I’d like to start by bringing attention to an issue that is incredibly important to my constituents in North Carolina and communities across the country: the definition of “waters of the United States” or “WOTUS.” The Corps plays a major role in enforcing the Clean Water Act Section 404 “dredge and fill” permitting program over waters that are considered WOTUS.
The WOTUS question has been debated for decades in court and through varying Presidential Administrations. But the definition of WOTUS and its implementation is more than simply a few words that lawyers and bureaucrats can make a career out of. It is an issue regulated communities deal with daily, including farmers, ranchers, homebuilders, private property owners, and infrastructure developers.
I was heartened to see the Supreme Court deliver a clear, seemingly easily implementable decision over the definition of WOTUS in Sackett v. EPA last month. This ruling enables the Administration to kickstart project completion and eliminate regulatory red tape while maintaining crucial environmental protections. Now that the Supreme Court has clarified what the intended scope of the Clean Water Act has been from the beginning – once and for all getting rid of the “significant nexus” test – regulated communities will finally have some clarity under the law.
Now it is up to EPA and the Corps to quickly bring the Biden Administration’s flawed and legally outdated WOTUS policy into compliance with the Sackett decision and provide implementation guidance consistent with its direction. Regulated communities deserve the clarity that came in Sackett to be implemented in Corps districts across the country, so that important projects can be permitted to move forward. I look forward to the Corps putting its resources towards ensuring compliance with Sackett, rather than trying to find a way around its requirements.
On another note, Major General Graham and Assistant Secretary Connor, you both know how important the Corps’ projects are around the country, and my district—the seventh district of North Carolina—is no different.
The beaches in my district rely on regular Army Corps maintenance to protect life, property, and our critical tourism economy. I am pleased the Corps has provided an emergency use exemption of the Masonboro Inlet as the Wrightsville Beach Borrow Site for the upcoming renourishment project, which is a year delayed, as you know. Without speedy nourishment, Wrightsville Beach could suffer catastrophic disaster and losses in the event of a natural disaster. I also look forward to the approval of 10 million dollars in emergency funding for the project under the Flood Control and Coastal Emergencies account. And I appreciate all the great work you all are doing on that front.
The President’s budget proposal and the Infrastructure Investment and Jobs Act (IIJA) would provide the Corps with robust funding, especially for flood control and beach nourishment maintenance activities. I hope the Corps will use the funds provided by both IIJA and regular appropriations efficiently for important projects.

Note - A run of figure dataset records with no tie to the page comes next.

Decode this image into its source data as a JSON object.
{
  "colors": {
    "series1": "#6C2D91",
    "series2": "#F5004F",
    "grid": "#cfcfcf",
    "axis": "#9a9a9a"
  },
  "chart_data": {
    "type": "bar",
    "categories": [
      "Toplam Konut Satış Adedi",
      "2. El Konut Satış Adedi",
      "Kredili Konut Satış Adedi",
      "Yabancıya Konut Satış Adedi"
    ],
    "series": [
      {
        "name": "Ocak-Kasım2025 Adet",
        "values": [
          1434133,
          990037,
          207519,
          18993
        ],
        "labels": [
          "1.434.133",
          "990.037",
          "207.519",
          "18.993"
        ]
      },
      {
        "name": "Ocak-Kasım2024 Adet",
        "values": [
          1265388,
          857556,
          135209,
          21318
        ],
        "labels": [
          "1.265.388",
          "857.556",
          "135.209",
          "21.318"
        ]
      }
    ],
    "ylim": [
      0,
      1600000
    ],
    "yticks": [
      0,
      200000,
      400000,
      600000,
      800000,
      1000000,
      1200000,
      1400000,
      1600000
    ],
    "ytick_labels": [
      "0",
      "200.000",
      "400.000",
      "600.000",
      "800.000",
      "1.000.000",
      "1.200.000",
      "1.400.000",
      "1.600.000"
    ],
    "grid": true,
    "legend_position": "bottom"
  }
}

Moving on from the Army Corps, we also have folks here from two other important entities: the Tennessee Valley Authority (TVA) and the Great Lakes St. Lawrence Seaway Development Corporation (GLS).

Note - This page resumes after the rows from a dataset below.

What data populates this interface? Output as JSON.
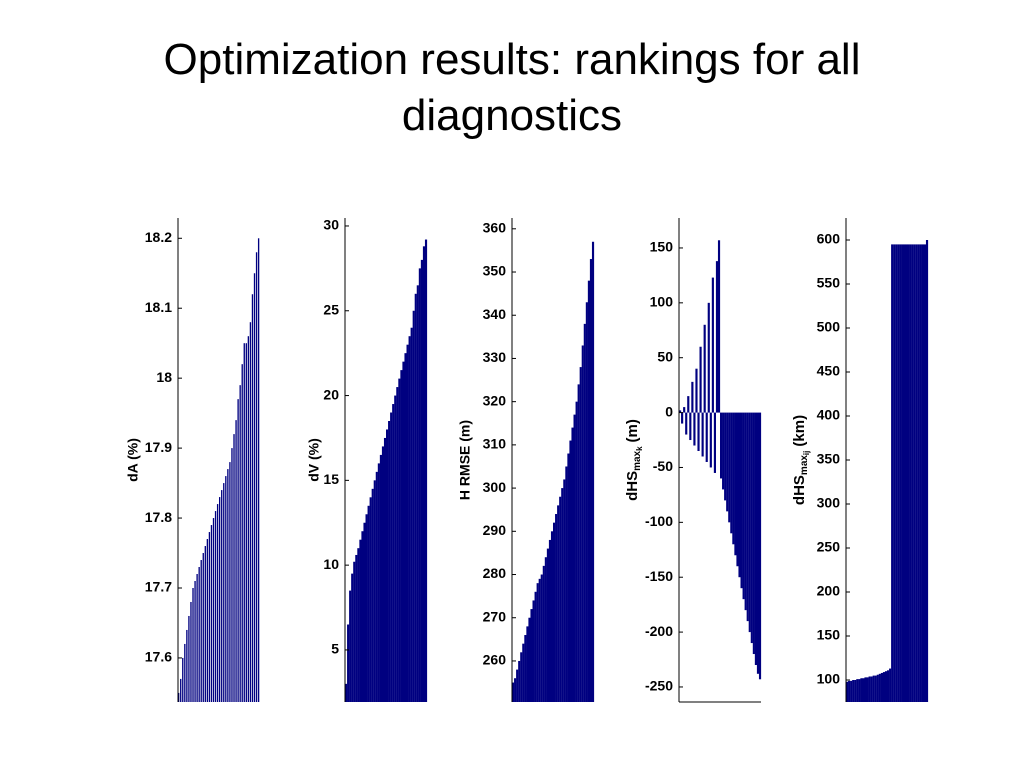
{
  "title": "Optimization results: rankings for all diagnostics",
  "chart_data": [
    {
      "type": "bar",
      "ylabel": "dA (%)",
      "color": "#000080",
      "values": [
        17.55,
        17.57,
        17.6,
        17.62,
        17.64,
        17.66,
        17.68,
        17.7,
        17.71,
        17.72,
        17.73,
        17.74,
        17.75,
        17.76,
        17.77,
        17.78,
        17.79,
        17.8,
        17.81,
        17.82,
        17.83,
        17.84,
        17.85,
        17.86,
        17.87,
        17.88,
        17.9,
        17.92,
        17.94,
        17.97,
        17.99,
        18.02,
        18.05,
        18.05,
        18.06,
        18.08,
        18.12,
        18.15,
        18.18,
        18.2
      ],
      "ylim": [
        17.537,
        18.229
      ],
      "yticks": [
        17.6,
        17.7,
        17.8,
        17.9,
        18,
        18.1,
        18.2
      ]
    },
    {
      "type": "bar",
      "ylabel": "dV (%)",
      "color": "#000080",
      "values": [
        3,
        6.5,
        8.5,
        9.5,
        10.2,
        10.6,
        11,
        11.5,
        12,
        12.5,
        13,
        13.5,
        14,
        14.5,
        15,
        15.5,
        16,
        16.5,
        17,
        17.5,
        18,
        18.5,
        19,
        19.5,
        20,
        20.5,
        21,
        21.5,
        22,
        22.5,
        23,
        23.5,
        24,
        25,
        26,
        26.5,
        27.5,
        28,
        28.8,
        29.2
      ],
      "ylim": [
        1.93,
        30.47
      ],
      "yticks": [
        5,
        10,
        15,
        20,
        25,
        30
      ]
    },
    {
      "type": "bar",
      "ylabel": "H RMSE (m)",
      "color": "#000080",
      "values": [
        255,
        256,
        258,
        260,
        262,
        264,
        266,
        268,
        270,
        272,
        274,
        276,
        278,
        279,
        280,
        282,
        284,
        286,
        288,
        290,
        292,
        294,
        296,
        298,
        300,
        302,
        305,
        308,
        311,
        314,
        317,
        320,
        324,
        328,
        333,
        338,
        343,
        348,
        353,
        357
      ],
      "ylim": [
        250.5,
        362.5
      ],
      "yticks": [
        260,
        270,
        280,
        290,
        300,
        310,
        320,
        330,
        340,
        350,
        360
      ]
    },
    {
      "type": "bar",
      "ylabel": [
        "dHS",
        "max",
        "k",
        "(m)"
      ],
      "color": "#000080",
      "values": [
        2,
        -10,
        5,
        -20,
        15,
        -25,
        28,
        -30,
        40,
        -35,
        60,
        -40,
        80,
        -45,
        100,
        -50,
        123,
        -55,
        138,
        157,
        -60,
        -70,
        -80,
        -90,
        -100,
        -110,
        -120,
        -130,
        -140,
        -150,
        -160,
        -170,
        -180,
        -190,
        -200,
        -210,
        -220,
        -230,
        -238,
        -243
      ],
      "ylim": [
        -263.7,
        177.3
      ],
      "yticks": [
        -250,
        -200,
        -150,
        -100,
        -50,
        0,
        50,
        100,
        150
      ]
    },
    {
      "type": "bar",
      "ylabel": [
        "dHS",
        "max",
        "ij",
        "(km)"
      ],
      "color": "#000080",
      "values": [
        98,
        99,
        99,
        100,
        100,
        101,
        101,
        102,
        102,
        103,
        103,
        104,
        104,
        105,
        105,
        106,
        107,
        108,
        109,
        110,
        111,
        113,
        595,
        595,
        595,
        595,
        595,
        595,
        595,
        595,
        595,
        595,
        595,
        595,
        595,
        595,
        595,
        595,
        595,
        600
      ],
      "ylim": [
        75,
        625
      ],
      "yticks": [
        100,
        150,
        200,
        250,
        300,
        350,
        400,
        450,
        500,
        550,
        600
      ]
    }
  ]
}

TVA has not taken any federal funds since 1999, which certainly is a rarity amongst entities created by Congress. I look forward to hearing more about TVA’s “all of the above energy approach,” utilizing a diverse portfolio of energy sources, including solar, natural gas, and nuclear, all while providing relatively stable rates and reliable power to its consumers.
I would also like to offer TVA a special congratulations on this year being its 90th anniversary.
Finally, congratulations to Mr. Tindall-Schlicht on his appointment as Administrator of GLS. GLS plays an important role in ensuring crucial routes from the Great Lakes to the Atlantic Ocean remain open via the St. Lawrence Seaway. At a time when we understand the need to strive for economic prosperity in the face of global competitors like China, the GLS provides important services to the flow of minerals, steel, and other critical goods.